The Non-Technical Stuff:

These ideas I’m stealing from my friend and mentor, Nonnie Jules, who is a pro at all things reviews as the HWIC (Head Woman In Charge) of the Rave Reviews Book Club (RRBC).

  1. Don’t write about SPOILERS. You don’t want to spoil a book for the next guy, do you? You can hint, but even that’s kind of mean.
  2. Don’t write about every little step in the plot. Again, let the next guy read it for themselves. You could give a very general idea of the gist of the book but not a “blow-by-blow.”
  3. Either rave on or critique a book. You shouldn’t say something like “All books with vampires are stupid” or “This book was bad because it has a rape scene.” You may personally dislike these things, but the next person may not. Instead, say WHY you did or didn’t like the book. “I found the vampire characterization to be childish and predictable.” OR “The rape scene was illogical and misplaced. It didn’t fit the overall tone of the book and was out of character for the hero.” OR “The characters were so believable I felt as though we were friends.”

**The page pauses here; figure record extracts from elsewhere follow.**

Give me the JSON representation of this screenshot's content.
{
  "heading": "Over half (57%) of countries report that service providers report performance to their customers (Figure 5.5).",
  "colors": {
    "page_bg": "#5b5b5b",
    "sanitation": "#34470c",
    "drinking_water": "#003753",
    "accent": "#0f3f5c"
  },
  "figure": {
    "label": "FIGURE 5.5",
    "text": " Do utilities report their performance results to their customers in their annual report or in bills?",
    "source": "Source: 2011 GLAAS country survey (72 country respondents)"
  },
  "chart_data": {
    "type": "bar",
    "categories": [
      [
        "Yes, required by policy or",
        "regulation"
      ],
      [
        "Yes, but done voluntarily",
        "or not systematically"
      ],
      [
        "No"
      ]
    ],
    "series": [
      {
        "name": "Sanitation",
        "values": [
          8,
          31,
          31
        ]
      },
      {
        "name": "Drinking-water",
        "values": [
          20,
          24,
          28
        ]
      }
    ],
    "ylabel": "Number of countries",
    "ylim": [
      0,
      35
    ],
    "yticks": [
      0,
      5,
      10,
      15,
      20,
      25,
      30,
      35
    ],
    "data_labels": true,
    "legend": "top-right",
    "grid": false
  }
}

  4. If you don’t have anything NICE to say, say nothing at all. If you feel a book only warrants a 1, 2 or 3 star ranking, do so in a manner that does NOT attack the author. Do NOT say, “This was written so badly, it seems like a child wrote it.” That’s a big NO-NO. I would go so far as to say you should NOT say something like, “There were so many typos, I couldn’t finish.” That’s not to say you shouldn’t be honest. Honest reviews are good for everyone, authors and potential readers. Try to find SOMETHING kind and constructive and you may need to be creative. “It is obvious the author put a lot of work into this book.” OR “The author should have put more of an effort into an edit.” OR “The plot wandered in some places so it was difficult to follow, but if this were resolved, it has the makings of a good book.” Keep in mind that reviews are OPINIONS. If you want to have someone value your opinion, make it something that goes down well.
  5. Check the spelling and grammar of your review. Read it back to yourself before you hit the done button.